In the mid 1990s Weezer blew everyone away when they mixed technology with music videos and inserted themselves into footage of the TV show “Happy Days". They also crossed genres in the song when they sang the lyrics, "What's with these homies dissin' my girl, why do they gotta front?" After that breakthrough moment Weezer sat in the shadows of preceding musical movements for years. Seeing them live reminded everyone of just how many hit tunes they have had over those years. “Buddy Holly" was played live, but lead singer Rivers Cuomo was without his trademark, dark-rimmed glasses (Although the audience had theirs on in support). For years Rivers has been shy on stage, but with a co-headliner like Dave Grohl that all changed. They went so far as to pull the trademark Green Day move of letting an audience member come up on stage to play guitar with the band. When I first saw this done at Edgefest in Somerset, Wisconsin back in the late 1990s it was the moment that changed my impression of Green Day forever. When they did it they called up a 16 year old kid with braces and the audience heaved and wept at the innocence and skill that the boy had. When Weezer did it the guy they choose was in his 20s and sucked. This was the only down moment as my grandmother could have played the song "Undone" (The Sweater Song) better.

Recently Weezer broke from obscurity to do a new Playboy Mansion video about being a geeky dreamer wishing to reside in Beverly Hills. It is almost like this past year has been a period of digging up a time capsule that was sealed in the late 1990s and exposing a whole new generation to great bands. It began with Green Day assaulting our eyes and ears and has trickled down to even a lonely Trent Reznor of NIN. For a moment the spotlight has returned to Grunge, which was a reminder in a story that headliner Dave Grohl told.

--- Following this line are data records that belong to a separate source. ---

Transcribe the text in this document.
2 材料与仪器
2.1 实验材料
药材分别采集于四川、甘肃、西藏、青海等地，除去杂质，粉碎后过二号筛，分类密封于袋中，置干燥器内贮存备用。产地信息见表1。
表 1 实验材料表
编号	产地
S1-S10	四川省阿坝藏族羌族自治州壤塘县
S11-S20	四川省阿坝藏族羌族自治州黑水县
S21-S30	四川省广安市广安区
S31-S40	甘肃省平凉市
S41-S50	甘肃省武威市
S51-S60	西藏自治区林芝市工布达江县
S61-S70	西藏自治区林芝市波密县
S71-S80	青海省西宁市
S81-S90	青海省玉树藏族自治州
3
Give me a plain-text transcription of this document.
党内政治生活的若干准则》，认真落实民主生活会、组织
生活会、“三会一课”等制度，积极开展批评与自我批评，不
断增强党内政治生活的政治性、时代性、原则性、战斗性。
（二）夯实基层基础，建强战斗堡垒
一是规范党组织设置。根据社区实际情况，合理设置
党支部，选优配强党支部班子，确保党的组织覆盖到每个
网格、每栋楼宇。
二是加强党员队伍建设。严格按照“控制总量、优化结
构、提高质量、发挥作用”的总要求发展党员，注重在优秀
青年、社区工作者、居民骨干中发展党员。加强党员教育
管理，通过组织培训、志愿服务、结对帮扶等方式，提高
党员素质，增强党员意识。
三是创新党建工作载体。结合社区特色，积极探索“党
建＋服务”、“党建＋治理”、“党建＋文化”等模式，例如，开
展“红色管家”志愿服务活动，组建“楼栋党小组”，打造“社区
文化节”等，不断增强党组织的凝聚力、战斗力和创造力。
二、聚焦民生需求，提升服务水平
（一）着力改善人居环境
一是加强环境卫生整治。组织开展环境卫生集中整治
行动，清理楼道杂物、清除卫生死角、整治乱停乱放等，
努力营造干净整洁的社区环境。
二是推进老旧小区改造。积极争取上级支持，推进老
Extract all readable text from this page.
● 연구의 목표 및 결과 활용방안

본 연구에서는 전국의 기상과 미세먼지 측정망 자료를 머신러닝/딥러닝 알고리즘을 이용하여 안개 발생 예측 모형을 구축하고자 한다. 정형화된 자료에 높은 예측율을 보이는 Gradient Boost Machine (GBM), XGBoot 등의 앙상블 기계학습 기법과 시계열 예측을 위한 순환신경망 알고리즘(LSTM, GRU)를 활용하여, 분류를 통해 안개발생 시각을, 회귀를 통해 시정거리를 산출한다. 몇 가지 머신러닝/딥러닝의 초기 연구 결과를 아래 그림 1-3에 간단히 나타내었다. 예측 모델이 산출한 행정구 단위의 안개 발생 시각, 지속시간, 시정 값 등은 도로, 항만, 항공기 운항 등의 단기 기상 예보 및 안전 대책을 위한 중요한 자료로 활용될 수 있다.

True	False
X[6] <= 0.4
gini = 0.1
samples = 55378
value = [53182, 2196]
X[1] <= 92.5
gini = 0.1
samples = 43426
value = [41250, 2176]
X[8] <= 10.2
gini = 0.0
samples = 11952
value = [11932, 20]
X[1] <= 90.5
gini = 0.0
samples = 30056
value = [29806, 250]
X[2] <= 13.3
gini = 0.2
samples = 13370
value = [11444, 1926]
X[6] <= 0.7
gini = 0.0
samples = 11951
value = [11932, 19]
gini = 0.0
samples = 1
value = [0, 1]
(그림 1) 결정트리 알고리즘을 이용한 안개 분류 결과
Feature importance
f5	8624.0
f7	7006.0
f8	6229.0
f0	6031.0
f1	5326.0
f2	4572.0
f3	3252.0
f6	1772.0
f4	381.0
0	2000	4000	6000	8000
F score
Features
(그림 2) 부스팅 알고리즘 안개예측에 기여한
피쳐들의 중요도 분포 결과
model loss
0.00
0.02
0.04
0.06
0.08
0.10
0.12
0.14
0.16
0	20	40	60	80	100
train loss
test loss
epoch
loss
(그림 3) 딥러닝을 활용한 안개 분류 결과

Foo Fighters front man and energetic howler Dave Grohl had a larger stage show, louder sound, and polished-smooth performance. Dave felt like one of the crowd though when he told a story about recording Nirvana’s album In Utero at Pachyderm Studios in Cannon Falls, MN. He said he had been through the cities many times and loved it there. He also asked the crowd how they could stand the cold weather and told a story about snowmobiling.

Foo Fighters played their latest hit, “Best Of You" early, but followed with, “Times Like These", "Learning to Fly", "Stacked Actors" ,"Times Like These", "Everlong", and “This Is a Call". It was a night of awesome tunes and both Rivers and Grohl ran through the crowd building to a moment of playing on a small stage at the back of the floor. The crowd was over 14,000 according to a report in Minneapolis’s Star Tribune Newspaper. The floor was standing room only and filled in like sardines. Oddly, the mass of people pressed up front swayed back and forth while squeezed together. It had this living, breathing feeling, but would spew up an audience member to be passed along the upreached arms.

Then the person would fall head first and be lost into the mass of bodies again. There wasn’t moshing like when these bands played and I first saw them, but they were larger now. So much great music was around when they originally came out that it will take a lifetime even understand it all. For one moment though, a crowd of geeks and regular Joe’s enjoyed bands that are just like them. The yells from the crowd showed that it is better to fill a hall with people who really love your music, than with people who only want to see what is popular.